Ravenous Pig brought the idea of the modern gastropub to Central Florida. James Beard Award semi-finalists James and Julie Petrakis (the only chefs to ever be nominated as a couple), built a mini-empire on meticulous Southern cooking. They have brewmaster Larry Foor to thank for the onsite Ravenous Pig Brewing Co., producing small-batch beers such as Lone Palm Golden Ale and Saison Du Cochon. The bar serves gin and tonics on tap, and drinks like The Ravenous Pig Old Fashioned (featuring bacon-infused Old Forester bourbon), and The Long Voyage Home with brandy, rye, vermouth, and tobacco bitters.

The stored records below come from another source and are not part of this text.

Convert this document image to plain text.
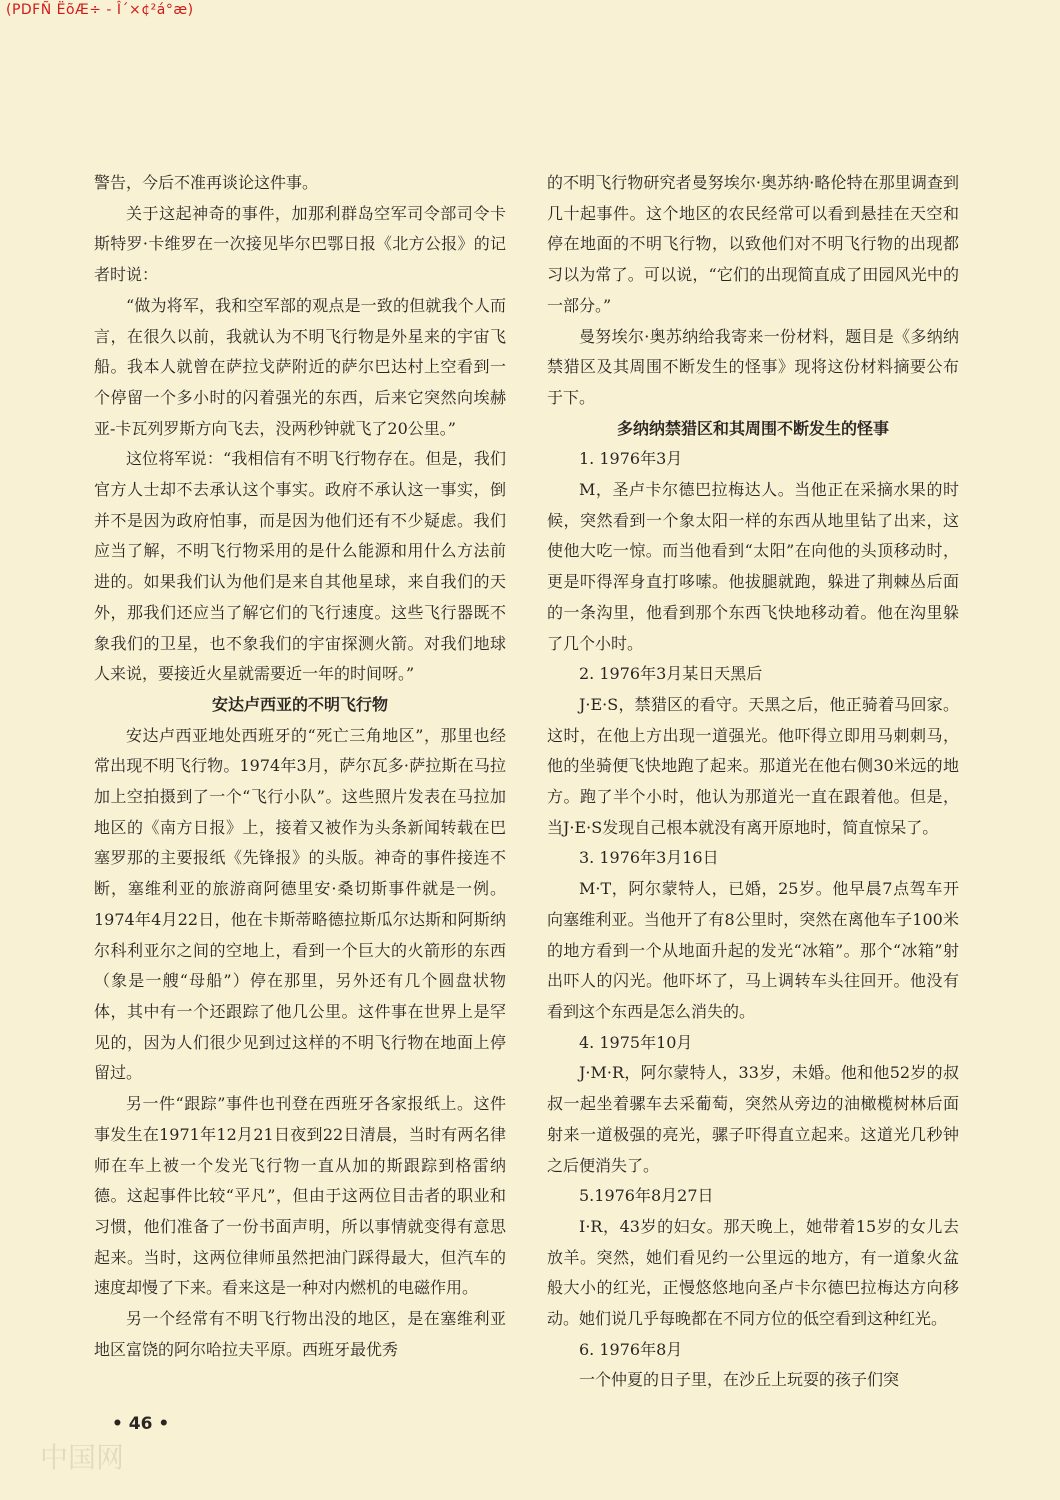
(PDFÑ ËõÆ÷ - Î´×¢²á°æ)

警告，今后不准再谈论这件事。

关于这起神奇的事件，加那利群岛空军司令部司令卡斯特罗·卡维罗在一次接见毕尔巴鄂日报《北方公报》的记者时说：

“做为将军，我和空军部的观点是一致的但就我个人而言，在很久以前，我就认为不明飞行物是外星来的宇宙飞船。我本人就曾在萨拉戈萨附近的萨尔巴达村上空看到一个停留一个多小时的闪着强光的东西，后来它突然向埃赫亚-卡瓦列罗斯方向飞去，没两秒钟就飞了20公里。”

这位将军说：“我相信有不明飞行物存在。但是，我们官方人士却不去承认这个事实。政府不承认这一事实，倒并不是因为政府怕事，而是因为他们还有不少疑虑。我们应当了解，不明飞行物采用的是什么能源和用什么方法前进的。如果我们认为他们是来自其他星球，来自我们的天外，那我们还应当了解它们的飞行速度。这些飞行器既不象我们的卫星，也不象我们的宇宙探测火箭。对我们地球人来说，要接近火星就需要近一年的时间呀。”

安达卢西亚的不明飞行物

安达卢西亚地处西班牙的“死亡三角地区”，那里也经常出现不明飞行物。1974年3月，萨尔瓦多·萨拉斯在马拉加上空拍摄到了一个“飞行小队”。这些照片发表在马拉加地区的《南方日报》上，接着又被作为头条新闻转载在巴塞罗那的主要报纸《先锋报》的头版。神奇的事件接连不断，塞维利亚的旅游商阿德里安·桑切斯事件就是一例。1974年4月22日，他在卡斯蒂略德拉斯瓜尔达斯和阿斯纳尔科利亚尔之间的空地上，看到一个巨大的火箭形的东西（象是一艘“母船”）停在那里，另外还有几个圆盘状物体，其中有一个还跟踪了他几公里。这件事在世界上是罕见的，因为人们很少见到过这样的不明飞行物在地面上停留过。

另一件“跟踪”事件也刊登在西班牙各家报纸上。这件事发生在1971年12月21日夜到22日清晨，当时有两名律师在车上被一个发光飞行物一直从加的斯跟踪到格雷纳德。这起事件比较“平凡”，但由于这两位目击者的职业和习惯，他们准备了一份书面声明，所以事情就变得有意思起来。当时，这两位律师虽然把油门踩得最大，但汽车的速度却慢了下来。看来这是一种对内燃机的电磁作用。

另一个经常有不明飞行物出没的地区，是在塞维利亚地区富饶的阿尔哈拉夫平原。西班牙最优秀

的不明飞行物研究者曼努埃尔·奥苏纳·略伦特在那里调查到几十起事件。这个地区的农民经常可以看到悬挂在天空和停在地面的不明飞行物，以致他们对不明飞行物的出现都习以为常了。可以说，“它们的出现简直成了田园风光中的一部分。”

曼努埃尔·奥苏纳给我寄来一份材料，题目是《多纳纳禁猎区及其周围不断发生的怪事》现将这份材料摘要公布于下。

多纳纳禁猎区和其周围不断发生的怪事

1. 1976年3月

M，圣卢卡尔德巴拉梅达人。当他正在采摘水果的时候，突然看到一个象太阳一样的东西从地里钻了出来，这使他大吃一惊。而当他看到“太阳”在向他的头顶移动时，更是吓得浑身直打哆嗦。他拔腿就跑，躲进了荆棘丛后面的一条沟里，他看到那个东西飞快地移动着。他在沟里躲了几个小时。

2. 1976年3月某日天黑后

J·E·S，禁猎区的看守。天黑之后，他正骑着马回家。这时，在他上方出现一道强光。他吓得立即用马刺刺马，他的坐骑便飞快地跑了起来。那道光在他右侧30米远的地方。跑了半个小时，他认为那道光一直在跟着他。但是，当J·E·S发现自己根本就没有离开原地时，简直惊呆了。

3. 1976年3月16日

M·T，阿尔蒙特人，已婚，25岁。他早晨7点驾车开向塞维利亚。当他开了有8公里时，突然在离他车子100米的地方看到一个从地面升起的发光“冰箱”。那个“冰箱”射出吓人的闪光。他吓坏了，马上调转车头往回开。他没有看到这个东西是怎么消失的。

4. 1975年10月

J·M·R，阿尔蒙特人，33岁，未婚。他和他52岁的叔叔一起坐着骡车去采葡萄，突然从旁边的油橄榄树林后面射来一道极强的亮光，骡子吓得直立起来。这道光几秒钟之后便消失了。

5.1976年8月27日

I·R，43岁的妇女。那天晚上，她带着15岁的女儿去放羊。突然，她们看见约一公里远的地方，有一道象火盆般大小的红光，正慢悠悠地向圣卢卡尔德巴拉梅达方向移动。她们说几乎每晚都在不同方位的低空看到这种红光。

6. 1976年8月

一个仲夏的日子里，在沙丘上玩耍的孩子们突

• 46 •
中国网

Most of these bars pour the whiskey, vodka, rum, and prize-winning Bear Gully Bourbon of Winter Park Distilling. Their Bear & Peacock Brewery is next door to the craft spiriter’s location.

[Photo courtesy The Old Jailhouse in Sanford, Fla.]

Road Trip

For an excursion beyond Orlando’s immediate confines, the town of Sanford is a half-hour drive (or trip on SunRail), its histories since the 1800s culminating in a thriving food and drink community. Eight breweries surround scenic Lake Monroe, including Deviant Wolfe, Sanford Brewing, and Orange County Brewers (not actually in Orange County, but …).

[Photo courtesy Bitters & Brass in Sanford, Fla.]

The cocktail scene is dominated by Bitters & Brass, owned by bartenders Julian Burgos and Arthur Boothe, who also have The Suffering Bastard inside nearby Tuffy’s Bottle Shop, with its own cidery on premises. Order a Mellow Corn Julep of corn whiskey, honey syrup, and Jamaican rum.

The Old Jailhouse is just that, a brick building circa 1890 that was home to blacksmiths, stables, and the Seminole County jail. It’s now a sublime restaurant, with bar manager Nick Sprysenski making a mean Hard Thyme of herb-infused bourbon, pear brandy, white vermouth, and lemon to complement local legend chef Bram Fowler’s Florida-meets-Sun Belt menu.